All of the mystery with which the subject had been surrounded by so-called specialists, fell away. In all its clearness, I saw the truth. I saw how the others, who had failed in my case, had failed because of ignorance. I saw that they had been treating effects, not causes. I saw exactly WHY their methods had not succeeded and could never succeed.
In truth I had BEGUN WHERE THE OTHERS LEFT OFF AND WON SUCCESS. The reader can imagine what this meant to me. It meant that at last I could speak—clearly, distinctly, freely, and fluently, without those facial contortions that had made me an object of ridicule wherever I went. It meant that I could take my place in life, a man among men; that I could look the whole world in the face; that I could live and enjoy life as other normal persons lived and enjoyed it.
At first my friends could not believe that my cure was permanent. Even my mother doubted the evidence of her own ears. But I knew the trouble would not come back, for the old fear was gone, the nervousness soon passed away, and a new feeling of confidence and self-reliance took hold of me, with the result that in a few weeks I was a changed man. People who had formerly avoided me because of my infirmity began to greet me with new interest. Gradually the old affliction was forgotten by those with whom I came into daily contact and by many I was thought of as a man who had never stammered. Even today, those who knew me when I stammered so badly I could hardly talk, are hardly able to believe that I am the same person who used to be known as "BEN BOGUE'S BOY WHO STUTTERS."
For today I can talk as freely and fluently as anybody. I do not hesitate in the least. For years, I have not even known what it is to grope mentally for a word. I speak in public as well as in private conversation. I have no difficulty in talking over the telephone and in fact do not know the difference. In my work, I lecture to students and am invited to address scientific bodies, societies and educational gatherings, all of which I can accomplish without the slightest difficulty.
Today, I can say with Terence, "I am a man and nothing that is human is alien to me." And I can go a step further and say to those who are afflicted as I was afflicted: "I have been a stammerer. I know your troubles, your sorrows, your discouragements. I understand with an understanding born of a costly experience."
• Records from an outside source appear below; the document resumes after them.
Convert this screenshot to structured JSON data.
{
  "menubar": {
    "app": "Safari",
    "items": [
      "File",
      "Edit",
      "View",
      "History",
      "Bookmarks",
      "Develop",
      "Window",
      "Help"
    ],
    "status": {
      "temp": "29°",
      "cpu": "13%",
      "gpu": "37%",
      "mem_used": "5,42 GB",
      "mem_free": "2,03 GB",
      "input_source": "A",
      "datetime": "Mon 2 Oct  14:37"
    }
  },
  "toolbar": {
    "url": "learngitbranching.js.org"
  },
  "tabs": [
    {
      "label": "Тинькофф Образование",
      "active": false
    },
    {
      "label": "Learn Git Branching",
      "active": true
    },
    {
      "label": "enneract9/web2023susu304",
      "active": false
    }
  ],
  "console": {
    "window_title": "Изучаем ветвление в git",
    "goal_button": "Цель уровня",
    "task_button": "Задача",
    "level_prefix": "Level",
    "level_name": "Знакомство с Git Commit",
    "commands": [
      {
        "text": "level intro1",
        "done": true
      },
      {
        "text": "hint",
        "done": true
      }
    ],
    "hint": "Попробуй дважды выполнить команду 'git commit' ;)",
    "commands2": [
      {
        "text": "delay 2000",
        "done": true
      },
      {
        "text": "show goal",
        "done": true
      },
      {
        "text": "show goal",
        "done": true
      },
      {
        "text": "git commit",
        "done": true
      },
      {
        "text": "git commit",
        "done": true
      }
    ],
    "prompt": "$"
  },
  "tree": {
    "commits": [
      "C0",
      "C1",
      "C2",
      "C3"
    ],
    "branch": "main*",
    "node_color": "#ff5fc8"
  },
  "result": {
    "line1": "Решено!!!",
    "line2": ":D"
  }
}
Man or woman, boy or girl, wherever you are, my heart goes out to you. Whatever your station in life, rich or poor, educated or unlettered, discouraged and hopeless, or determined and resolute, I send you a message of hope, a message which, in the words of Dr. Russell R. Conwell, "has been affirmed and reaffirmed in the thousands of lives I have been privileged to watch. And the message is this: Neither heredity nor environment nor any obstacles superimposed by man can keep you from marching straight through to a cure, provided you are guided by a firm driving determination and have normal health and intelligence." To that end I commend to you the succeeding pages of this volume, where you will find in plain and simple language the things which I have spent more than thirty years in learning. May these pages open for you the door to freedom of speech—as they have opened it for hundreds before you.